Sony shared eight chunks of its early VR vision at its second annual PlayStation Experience event in San Francisco on Friday.
The game console maker has embraced two several possible futures. One is streaming PlayStation games and the other is virtual reality, a gaming revolution set to kick off next year with Facebook's Oculus Rift headset and Sony's own PlayStation VR (formerly known as Morpheus).
The VR games Sony and its partners showed off at PlayStation Experience ran the gamut of meh and mediocre to promising and provocative.
There were games that, on first look, appeared as if they'd get old in short order but have the potential to start a cult or leave a mark on someone's childhood. There were the toes of big publishers and developers dangling in VR's shallow end. And there were also ones that could, for all their rough parts, make us declare they were ahead of their time when VR starts to mature.
Warning: rogue prognostication ahead. A few grains of salt.
'Golem' (PlayStation VR)
Golem is Highwire Game's first game ever. Players get to control golems, some as big as buildings and others small enough to stow under a bed.
Highwire Games went all cinematic with Golem's teaser, but it made its point. This one should be sugary sweet to the eyes, but we'll need to know more about its story and any innovations in the control department.
'Job Simulator' (PlayStation VR, Oculus VR, Steam VR)
More Surgeon Simulator than Euro Truck Simulator, Job Simulator looks like a load of skips and giggles. Some player may skip this low-texture gaggish game, while it might invoke giggles from others.
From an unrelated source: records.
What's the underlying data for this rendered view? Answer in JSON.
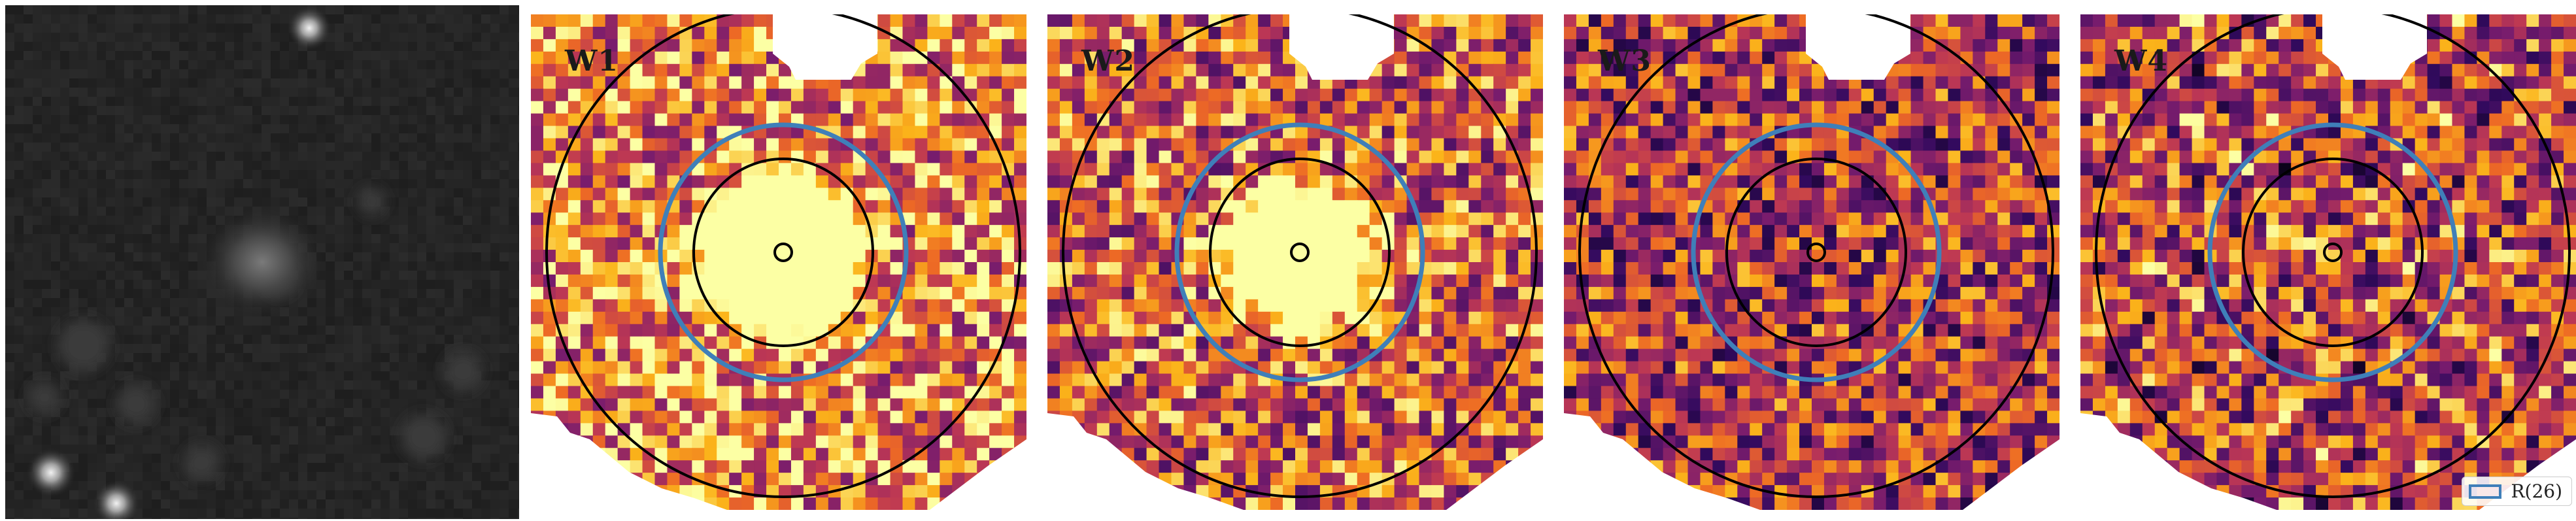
{
  "figure": {
    "panels": [
      {
        "id": "optical",
        "label": ""
      },
      {
        "id": "W1",
        "label": "W1",
        "seed": 11,
        "level": 0.72,
        "blob": 1.0
      },
      {
        "id": "W2",
        "label": "W2",
        "seed": 23,
        "level": 0.62,
        "blob": 0.72
      },
      {
        "id": "W3",
        "label": "W3",
        "seed": 37,
        "level": 0.5,
        "blob": 0.0
      },
      {
        "id": "W4",
        "label": "W4",
        "seed": 51,
        "level": 0.55,
        "blob": 0.05
      }
    ],
    "legend": {
      "label": "R(26)"
    },
    "colors": {
      "ellipse_r26": "#3f7fb9",
      "aperture": "#000000",
      "colormap": "inferno",
      "mask": "#ffffff",
      "optical_background": "#262626"
    }
  }
}
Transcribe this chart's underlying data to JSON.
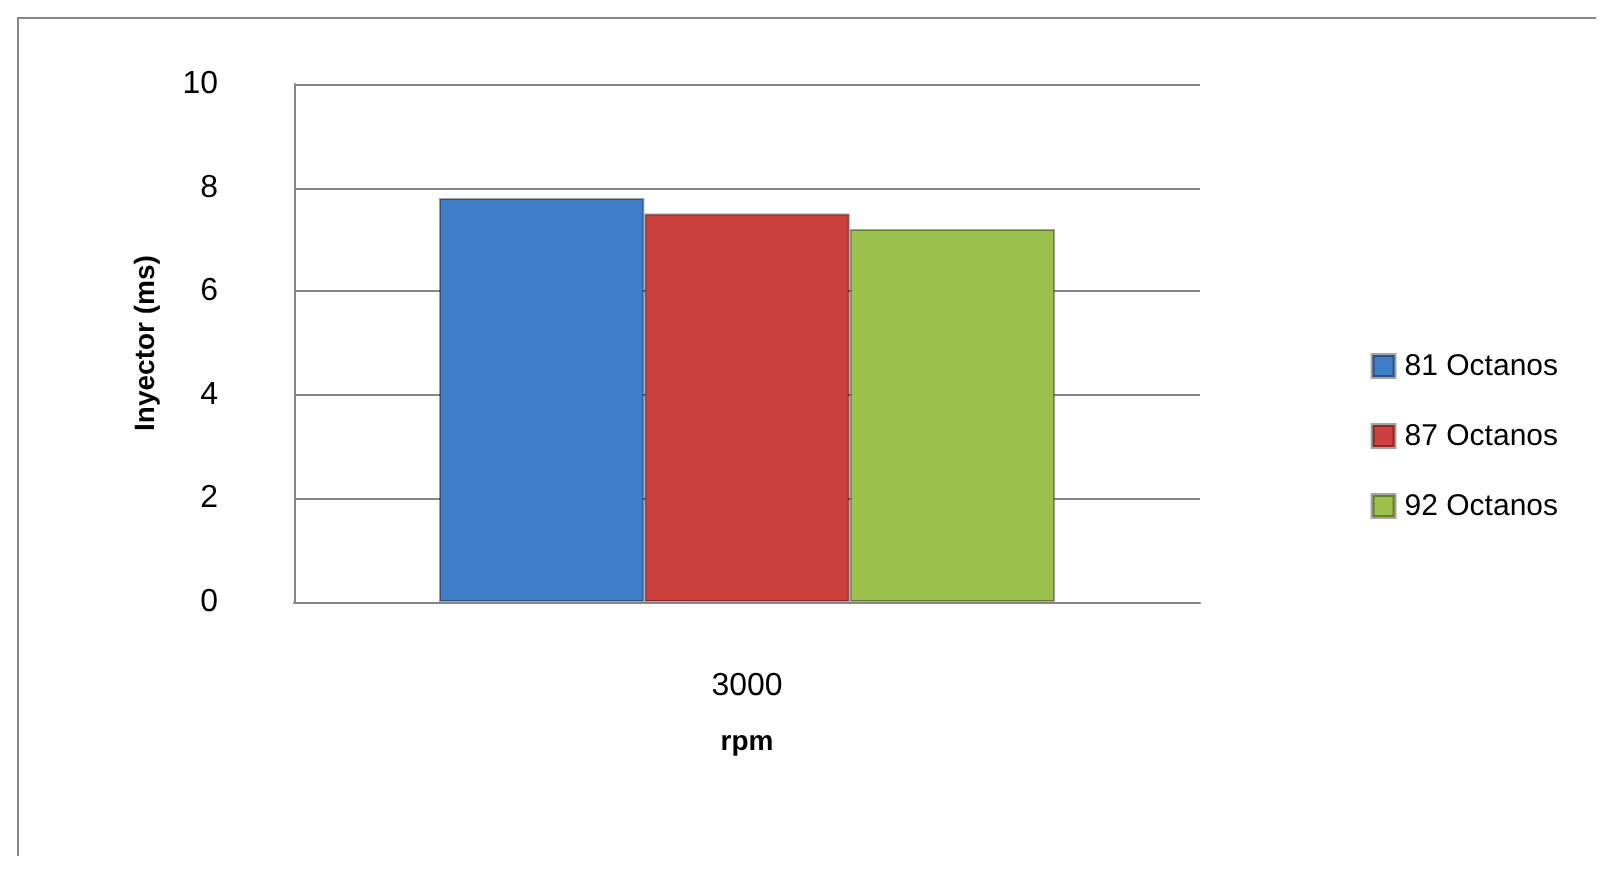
{
  "chart_data": {
    "type": "bar",
    "xlabel": "rpm",
    "ylabel": "Inyector (ms)",
    "categories": [
      "3000"
    ],
    "series": [
      {
        "name": "81 Octanos",
        "color": "#3f7dc8",
        "values": [
          7.8
        ]
      },
      {
        "name": "87 Octanos",
        "color": "#cc403e",
        "values": [
          7.5
        ]
      },
      {
        "name": "92 Octanos",
        "color": "#9bc14c",
        "values": [
          7.2
        ]
      }
    ],
    "ylim": [
      0,
      10
    ],
    "yticks": [
      0,
      2,
      4,
      6,
      8,
      10
    ],
    "grid": "y",
    "legend": "right"
  }
}
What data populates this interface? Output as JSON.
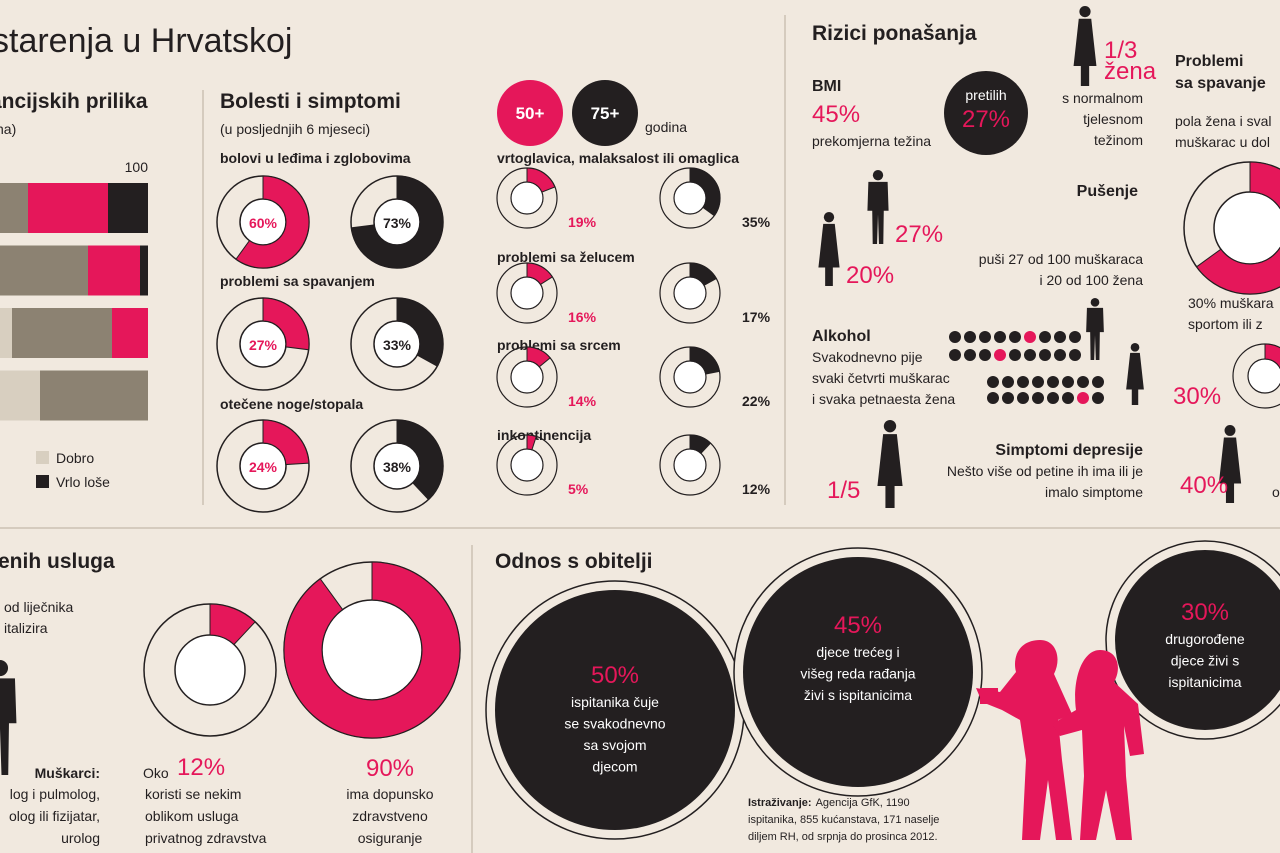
{
  "header": {
    "title": "starenja u Hrvatskoj"
  },
  "finance": {
    "title": "ancijskih prilika",
    "subtitle": "na)",
    "xticks": [
      100
    ],
    "colors": [
      "#d8cfc0",
      "#8c8272",
      "#e5175a",
      "#231f20"
    ],
    "bars": [
      [
        55,
        15,
        20,
        10
      ],
      [
        50,
        35,
        13,
        2
      ],
      [
        66,
        25,
        9,
        0
      ],
      [
        73,
        27,
        0,
        0
      ]
    ],
    "legend": [
      {
        "label": "Dobro",
        "color": "#d8cfc0"
      },
      {
        "label": "Vrlo loše",
        "color": "#231f20"
      }
    ]
  },
  "illness": {
    "title": "Bolesti i simptomi",
    "subtitle": "(u posljednjih 6 mjeseci)",
    "groups": [
      {
        "label": "50+",
        "color": "#e5175a"
      },
      {
        "label": "75+",
        "color": "#231f20"
      }
    ],
    "groups_unit": "godina",
    "large": [
      {
        "label": "bolovi u leđima i zglobovima",
        "values": [
          {
            "value": 60,
            "label": "60%"
          },
          {
            "value": 73,
            "label": "73%"
          }
        ]
      },
      {
        "label": "problemi sa spavanjem",
        "values": [
          {
            "value": 27,
            "label": "27%"
          },
          {
            "value": 33,
            "label": "33%"
          }
        ]
      },
      {
        "label": "otečene noge/stopala",
        "values": [
          {
            "value": 24,
            "label": "24%"
          },
          {
            "value": 38,
            "label": "38%"
          }
        ]
      }
    ],
    "small": [
      {
        "label": "vrtoglavica, malaksalost ili omaglica",
        "values": [
          {
            "value": 19,
            "label": "19%"
          },
          {
            "value": 35,
            "label": "35%"
          }
        ]
      },
      {
        "label": "problemi sa želucem",
        "values": [
          {
            "value": 16,
            "label": "16%"
          },
          {
            "value": 17,
            "label": "17%"
          }
        ]
      },
      {
        "label": "problemi sa srcem",
        "values": [
          {
            "value": 14,
            "label": "14%"
          },
          {
            "value": 22,
            "label": "22%"
          }
        ]
      },
      {
        "label": "inkontinencija",
        "values": [
          {
            "value": 5,
            "label": "5%"
          },
          {
            "value": 12,
            "label": "12%"
          }
        ]
      }
    ]
  },
  "risks": {
    "title": "Rizici ponašanja",
    "bmi": {
      "title": "BMI",
      "overweight": "45%",
      "overweight_label": "prekomjerna težina",
      "obese_label": "pretilih",
      "obese": "27%",
      "normal": "1/3",
      "normal_group": "žena",
      "normal_label": [
        "s normalnom",
        "tjelesnom",
        "težinom"
      ]
    },
    "smoking": {
      "title": "Pušenje",
      "men": "27%",
      "women": "20%",
      "text": [
        "puši 27 od 100 muškaraca",
        "i 20 od 100 žena"
      ]
    },
    "alcohol": {
      "title": "Alkohol",
      "text": [
        "Svakodnevno pije",
        "svaki četvrti muškarac",
        "i svaka petnaesta žena"
      ]
    },
    "depression": {
      "title": "Simptomi depresije",
      "text": [
        "Nešto više od petine ih ima ili je",
        "imalo simptome"
      ],
      "share": "1/5"
    }
  },
  "sleep": {
    "title": [
      "Problemi",
      "sa spavanje"
    ],
    "text": [
      "pola žena i sval",
      "muškarac u dol"
    ],
    "share": 65,
    "sport_text": [
      "30% muškara",
      "sportom ili z"
    ],
    "sport": {
      "value": 30,
      "label": "30%"
    },
    "other": "40%",
    "other_text": "o"
  },
  "services": {
    "title": "enih usluga",
    "text": [
      "od liječnika",
      "italizira"
    ],
    "men_title": "Muškarci:",
    "men_text": [
      "log i pulmolog,",
      "olog ili fizijatar,",
      "urolog"
    ],
    "private": {
      "value": 12,
      "prefix": "Oko",
      "label": "12%",
      "text": [
        "koristi se nekim",
        "oblikom usluga",
        "privatnog zdravstva"
      ]
    },
    "insurance": {
      "value": 90,
      "label": "90%",
      "text": [
        "ima dopunsko",
        "zdravstveno",
        "osiguranje"
      ]
    }
  },
  "family": {
    "title": "Odnos s obitelji",
    "circles": [
      {
        "value": "50%",
        "text": [
          "ispitanika čuje",
          "se svakodnevno",
          "sa svojom",
          "djecom"
        ]
      },
      {
        "value": "45%",
        "text": [
          "djece trećeg i",
          "višeg reda rađanja",
          "živi s ispitanicima"
        ]
      },
      {
        "value": "30%",
        "text": [
          "drugorođene",
          "djece živi s",
          "ispitanicima"
        ]
      }
    ],
    "source": {
      "label": "Istraživanje:",
      "text": [
        "Agencija GfK, 1190",
        "ispitanika, 855 kućanstava, 171 naselje",
        "diljem RH, od srpnja do prosinca 2012."
      ]
    }
  }
}
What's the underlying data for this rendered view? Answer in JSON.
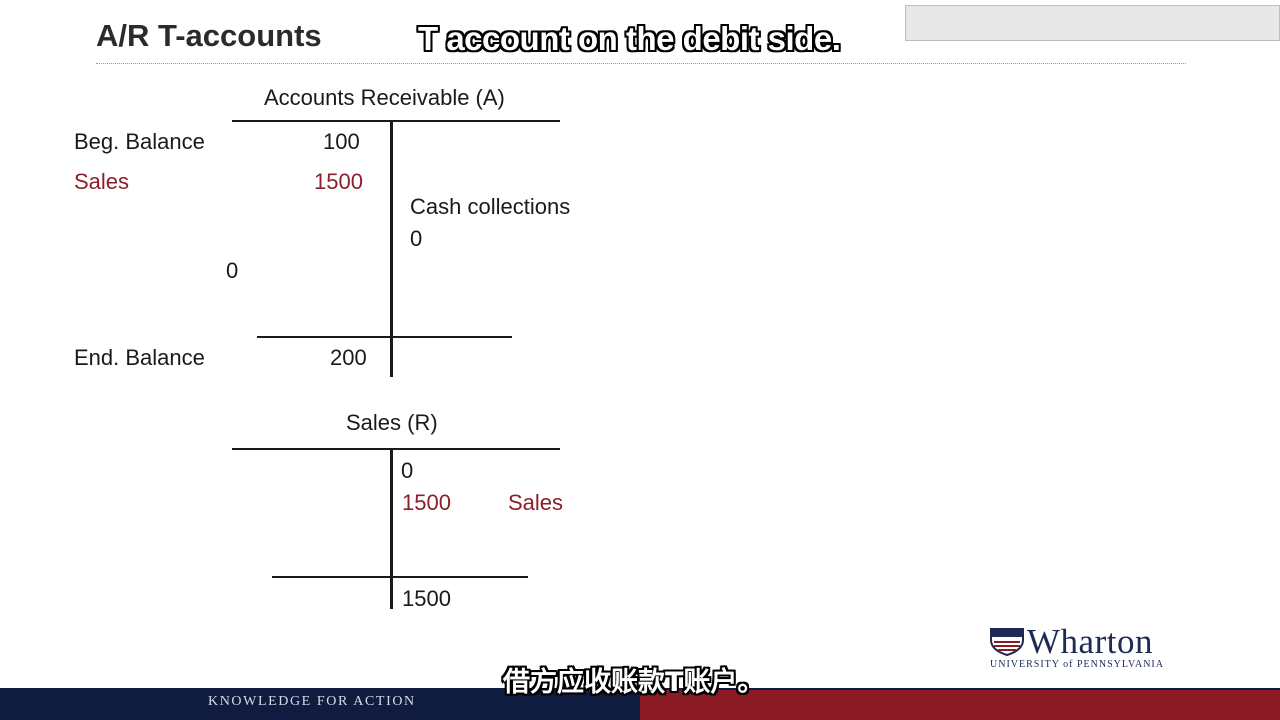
{
  "slide": {
    "title": "A/R T-accounts"
  },
  "captions": {
    "english": "T account on the debit side.",
    "chinese": "借方应收账款T账户。"
  },
  "ar_account": {
    "title": "Accounts Receivable (A)",
    "beg_label": "Beg. Balance",
    "beg_value": "100",
    "sales_label": "Sales",
    "sales_value": "1500",
    "cash_label": "Cash collections",
    "cash_value": "0",
    "debit_extra_value": "0",
    "end_label": "End. Balance",
    "end_value": "200"
  },
  "sales_account": {
    "title": "Sales (R)",
    "credit_value_1": "0",
    "credit_value_2": "1500",
    "credit_label": "Sales",
    "total_value": "1500"
  },
  "footer": {
    "tagline": "KNOWLEDGE FOR ACTION"
  },
  "logo": {
    "name": "Wharton",
    "subtitle": "UNIVERSITY of PENNSYLVANIA"
  },
  "colors": {
    "accent_red": "#8b1f2a",
    "footer_navy": "#0f1b3f",
    "footer_red": "#8a1b24"
  }
}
It's essentially a meta job simulator. In a world ruled by robots, nostalgic humans get to remember what it was like to work.
'100 Ft. Robot Golf' (PlayStation VR)
What it has going for it is the fact that it is founded on a popular pastime: golf. That could help with its replayability, but it needs some twists to take it beyond merely being palatable. Yes, having 100-foot-tall robots is a twist. But for gamers used to titans falling from above the clouds and blood dragons with laser eyes, jaded hearts may have little room for this one.
'The Modern Zombie Taxi Co.' (PlayStation VR)
Starting off as a demo where players shuttle around rag dolls, the move to make the dummies zombies doesn't seem too much of a stretch. It's Crazy Taxi in VR. However, Crazy Taxi had the advantage of being the first of its kind.
If there's enough content in the core or accumulating in its pipeline, the novel game could gain some traction — for a while at least. That is if people will be able to stop thinking about Unjammy Lammy and Parappa the Rapper when playing it.
'Eagle Flight' (PlayStation VR, Oculus VR, Steam VR)
For those who have wondered what it feels like to dive off an Assassin's Creed viewpoint and then pull up, Ubisoft is offering an answer. Eagle Flight gives players the wings of a bird and sets them loose in Paris. It should offer a nice change of pace, plus the inclusion of multiplayer should give it some replayability.
'Rez Infinite' (PlayStation VR)
It's Rez for PS4, but this time, it's going to be launched in three computer-generated dimensions. Rez Infinite will likely serve the same purpose as the original title.
'Psychonauts in the Rhombus of Ruin' (PlayStation VR, TBA)
Just days after Tim Schafer announced that his Double Fine studio was working to follow up on one of the greatest action adventure games of all time, his company announced a VR bridge between Pyschonauts and Pyschonauts 2.
This should be good, but we have that sneaky feeling that this will be about as filling a serving as Fallout Shelter was for Fallout 4.
'Ace Combat 7' (PlayStation VR)
This game may be one of the prettiest and more fleshed out of the lot, but it isn't built from the ground up for VR. But then again, this is Bandai Namco wetting its toes with a new title from an old franchise.